# Word of the Day - Torrent



## Jace (Jul 28, 2022)

Torrent...n.

def.: A raging flow, swift flowing stream, overwhelming flow

   Their certainly has been a torrent of activity in some areas.


----------



## Paco Dennis (Jul 28, 2022)

Our creek turns into a raging torrent after a lot of rain.

Example...


----------



## ohioboy (Jul 28, 2022)

The Mississippi River can be torrent at times.


----------



## Paco Dennis (Jul 28, 2022)

ohioboy said:


> The Mississippi River can be torrent at times.

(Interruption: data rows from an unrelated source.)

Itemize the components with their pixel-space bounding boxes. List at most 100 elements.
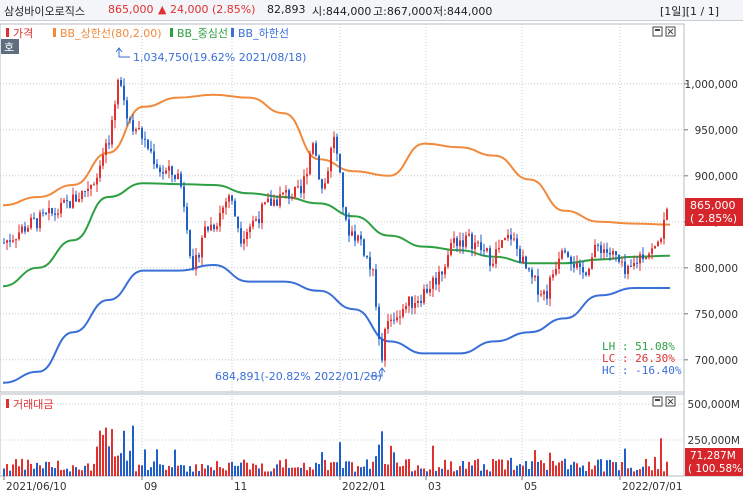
candle-body — [117, 80, 119, 105]
candle-body — [207, 226, 209, 231]
candle-body — [651, 248, 653, 254]
candle-body — [159, 167, 161, 173]
volume-bar — [168, 465, 170, 476]
volume-bar — [366, 459, 368, 476]
candle-body — [351, 231, 353, 236]
volume-bar — [12, 464, 14, 476]
candle-body — [114, 104, 116, 121]
volume-title: 거래대금 — [13, 398, 53, 411]
volume-bar — [636, 469, 638, 476]
volume-bar — [129, 450, 131, 476]
volume-bar — [606, 460, 608, 476]
candle-body — [246, 231, 248, 240]
volume-bar — [60, 470, 62, 476]
candle-body — [663, 219, 665, 239]
candle-body — [258, 219, 260, 224]
volume-bar — [90, 470, 92, 476]
hc-stat: HC : -16.40% — [602, 364, 682, 377]
volume-bar — [618, 470, 620, 476]
candle-body — [564, 250, 566, 253]
volume-bar — [93, 463, 95, 476]
candle-body — [261, 204, 263, 224]
volume-bar — [198, 470, 200, 476]
candle-body — [285, 189, 287, 193]
volume-tick-label: 500,000M — [688, 399, 740, 411]
legend-bb-lower: BB_하한선 — [238, 26, 289, 40]
candle-body — [15, 239, 17, 241]
candle-body — [282, 192, 284, 195]
candle-body — [657, 241, 659, 247]
volume-badge-pct: ( 100.58%) — [688, 463, 743, 475]
candle-body — [63, 200, 65, 203]
candle-body — [588, 268, 590, 276]
volume-bar — [324, 459, 326, 476]
volume-bar — [204, 468, 206, 476]
volume-bar — [564, 458, 566, 476]
volume-bar — [282, 467, 284, 476]
candle-body — [33, 217, 35, 219]
candle-body — [336, 136, 338, 154]
candle-body — [210, 224, 212, 231]
candle-body — [177, 173, 179, 180]
candle-body — [573, 263, 575, 268]
candle-body — [6, 240, 8, 243]
volume-bar — [309, 467, 311, 476]
candle-body — [609, 252, 611, 255]
candle-body — [267, 198, 269, 203]
volume-bar — [645, 458, 647, 476]
volume-bar — [468, 461, 470, 476]
volume-bar — [408, 459, 410, 476]
volume-bar — [555, 465, 557, 476]
x-tick-label: 05 — [524, 481, 537, 493]
volume-bar — [162, 464, 164, 476]
stock-name[interactable]: 삼성바이오로직스 — [4, 3, 85, 19]
volume-bar — [657, 469, 659, 476]
volume-bar — [633, 471, 635, 476]
candle-body — [150, 148, 152, 152]
y-tick-label: 900,000 — [695, 171, 738, 183]
x-tick-label: 2022/01 — [342, 481, 386, 493]
volume-bar — [612, 462, 614, 476]
candle-body — [291, 196, 293, 199]
legend-bb-upper: BB_상한선(80,2.00) — [60, 27, 162, 40]
candle-body — [552, 274, 554, 278]
volume-bar — [531, 461, 533, 476]
candle-body — [171, 166, 173, 175]
stock-chart[interactable]: 가격 BB_상한선(80,2.00) BB_중심선 BB_하한선 호 1,000… — [0, 21, 743, 495]
candle-body — [525, 256, 527, 269]
candle-body — [636, 262, 638, 264]
candle-body — [237, 216, 239, 229]
volume-bar — [6, 464, 8, 476]
candle-body — [477, 242, 479, 244]
candle-body — [495, 249, 497, 264]
volume-bar — [51, 467, 53, 476]
volume-bar — [186, 471, 188, 476]
volume-bar — [150, 467, 152, 476]
candle-body — [474, 242, 476, 250]
volume-bar — [567, 469, 569, 476]
volume-bar — [117, 455, 119, 476]
candle-body — [492, 263, 494, 266]
volume-bar — [252, 463, 254, 476]
volume-bar — [357, 466, 359, 476]
candle-body — [333, 136, 335, 149]
volume-bar — [351, 462, 353, 476]
candle-body — [306, 174, 308, 177]
volume-bar — [24, 469, 26, 476]
volume-bar — [576, 463, 578, 476]
volume-bar — [81, 470, 83, 476]
period-indicator[interactable]: [1일][1 / 1] — [660, 3, 719, 19]
price-badge-pct: ( 2.85%) — [690, 212, 737, 225]
price-change: ▲ 24,000 (2.85%) — [158, 3, 256, 16]
candle-body — [183, 186, 185, 207]
candle-body — [165, 170, 167, 174]
volume-bar — [522, 465, 524, 476]
candle-body — [252, 220, 254, 227]
volume-bar — [255, 464, 257, 476]
candle-body — [438, 271, 440, 285]
volume-bar — [78, 469, 80, 476]
volume-bar — [462, 461, 464, 476]
side-tab-label: 호 — [4, 41, 14, 54]
volume-bar — [387, 464, 389, 476]
volume-bar — [372, 461, 374, 476]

I live near the Missouri River around 1-70. We would go down there for music, food, fun, and to cool off. You have to be real careful not to get to far out, the torrents sweep into the bank area sometimes and can carry you away.


----------



## Kaila (Jul 28, 2022)

Sometimes the results of actions taken in an attempt to remedy a problem,
might begin to show very slowly,  and to appear in only small ways,
and therefore, the reactions to hoped for and obvious improvements, might be limited as well;

And yet, at some point, those small results can become cumulative,
and it becomes apparent,  that the trickles of efforts have finally turned into a _torrent _of success!


----------



## Ruthanne (Jul 28, 2022)

At times SF slows down before the next torrent of posts and threads.


----------